Over the last year – I have made a real effort to do some introspection, attempting to understand why I was unsuccessful in cultivating the right community here in the Bay Area, even comparing it to what I was doing in Florida that organically cultivated a strong community without even thinking about it.
In a uniquely, uninhibited conversation with a new friend, Carolina, the first answer appeared. A couple months later at a Meeting of the Minds, (led by Jared, one of the most amazing people I know) some of the strangest ‘synchronicities’ revealed another. Along this personal journey, I realized the importance of vulnerability in connection. It may be the California life rubbing off on me, though I’ve had more transformative, stimulating conversations in the last few months than I can remember having in the last few years. I also realized that since moving to California, I had stopped hosting events or organizing activities like I used to in Florida. I’ve been waiting for invitations from others or going to other events/activities hosted by others.
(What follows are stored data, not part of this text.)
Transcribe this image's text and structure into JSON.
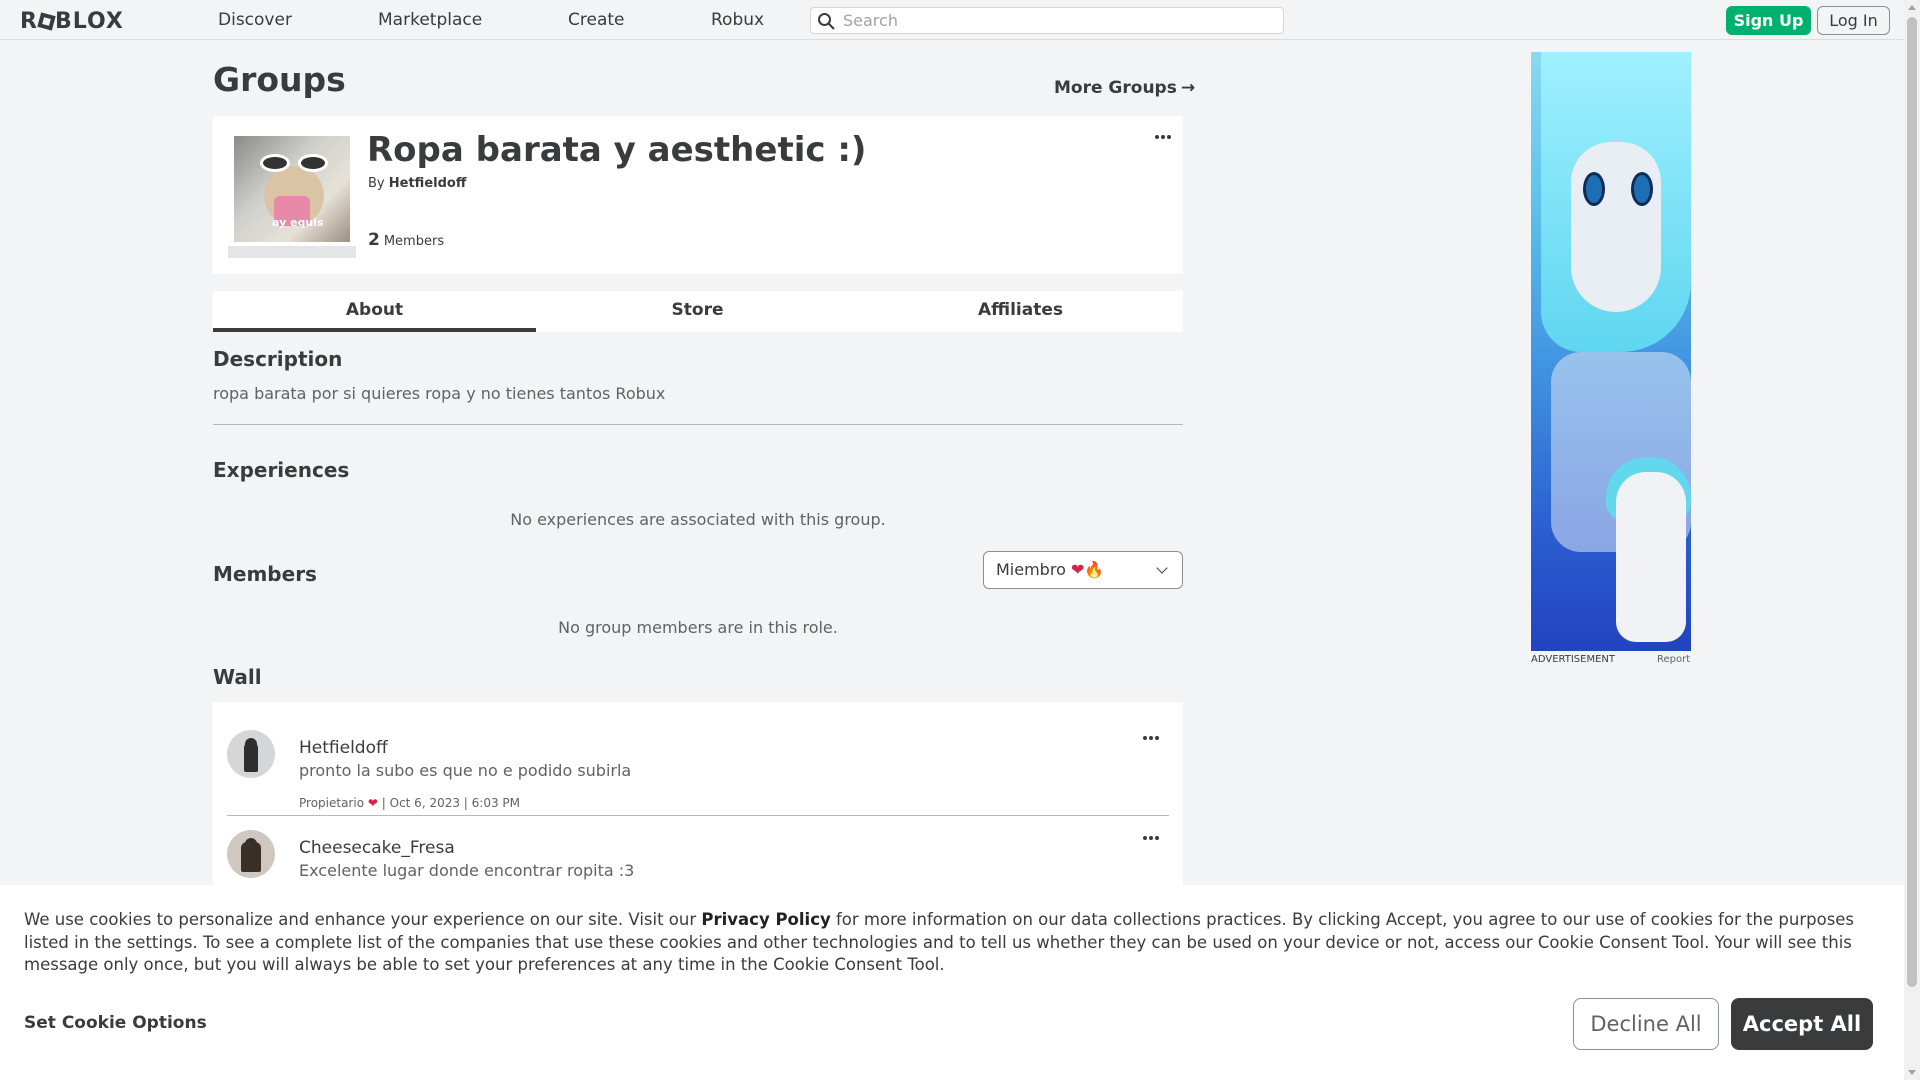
{
  "header": {
    "logo": "ROBLOX",
    "nav": [
      "Discover",
      "Marketplace",
      "Create",
      "Robux"
    ],
    "search_placeholder": "Search",
    "signup": "Sign Up",
    "login": "Log In"
  },
  "page": {
    "title": "Groups",
    "more_groups": "More Groups",
    "more_groups_arrow": "→"
  },
  "group": {
    "name": "Ropa barata y aesthetic :)",
    "by_prefix": "By",
    "owner": "Hetfieldoff",
    "member_count": "2",
    "members_label": "Members",
    "thumbnail_caption": "ay equis"
  },
  "tabs": [
    "About",
    "Store",
    "Affiliates"
  ],
  "about": {
    "description_title": "Description",
    "description": "ropa barata por si quieres ropa y no tienes tantos Robux",
    "experiences_title": "Experiences",
    "experiences_empty": "No experiences are associated with this group.",
    "members_title": "Members",
    "role_selected": "Miembro",
    "role_emoji_heart": "❤",
    "role_emoji_flame": "🔥",
    "members_empty": "No group members are in this role.",
    "wall_title": "Wall"
  },
  "wall_posts": [
    {
      "user": "Hetfieldoff",
      "body": "pronto la subo es que no e podido subirla",
      "role": "Propietario",
      "role_emoji": "❤",
      "timestamp": "| Oct 6, 2023 | 6:03 PM"
    },
    {
      "user": "Cheesecake_Fresa",
      "body": "Excelente lugar donde encontrar ropita :3"
    }
  ],
  "ad": {
    "label": "ADVERTISEMENT",
    "report": "Report"
  },
  "cookie_banner": {
    "text_before_link": "We use cookies to personalize and enhance your experience on our site. Visit our ",
    "link": "Privacy Policy",
    "text_after_link": " for more information on our data collections practices. By clicking Accept, you agree to our use of cookies for the purposes listed in the settings. To see a complete list of the companies that use these cookies and other technologies and to tell us whether they can be used on your device or not, access our Cookie Consent Tool. Your will see this message only once, but you will always be able to set your preferences at any time in the Cookie Consent Tool.",
    "options": "Set Cookie Options",
    "decline": "Decline All",
    "accept": "Accept All"
  },
  "colors": {
    "accent_green": "#00b06f",
    "text": "#393b3d",
    "background": "#f2f4f5"
  }
}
In the last 8 months, I’ve hosted a number of potlucks and picnics across the Bay Area. These events are invite only, sent to people I know and want to get to know more via personal texts and FB messages. The coolest part is that the people I’ve invited wanted to re-connect with others they met at one of my previous events, so I created a private FB group that you only get invited to once you attend one of the events and show interest in joining. It is intentionally a small group right now and I’ll continue to focus on cultivating this community into something special.
As it grows, There will be events organized exclusively for people who have previously attended one of the community’s potluck or picnic events along two main focus areas: Personal Connection & Professional Development. Professionally, we organize events/activities focused on helping others grow their companies, in their jobs, or build an idea. Personally, we host curated gatherings structured to establish, strengthen, and grow relationships with yourself and others in the community.
Valentines Day Weekend, the anniversary of the shooting, I hosted one of the most unique events yet, calling it a ‘Thought-luck’ (name still WIP) focused on the personal connection pillar. Due to coordinating holiday weekend schedules, I hosted two, limiting the number of attendance for each. Without going into too much detail, we spent hours really getting to know each other through sharing stories and experiences many of us haven’t even told family.
Taking it back to how this all started, The event in San Francisco that inspired this post was one of the best experiences I’ve had living in the Bay Area so far. I’m still keeping in touch with a few of those new friends I had met through that event. Some of their stories were incredible as well!
As for what’s next for me at this point? I’m looking forward to finishing my 2nd semester of MBA life this week, GDC at the end of the month, and excited to continue hosting some more amazing Potlucks & Picnics and make the most of this amazing Spring weather.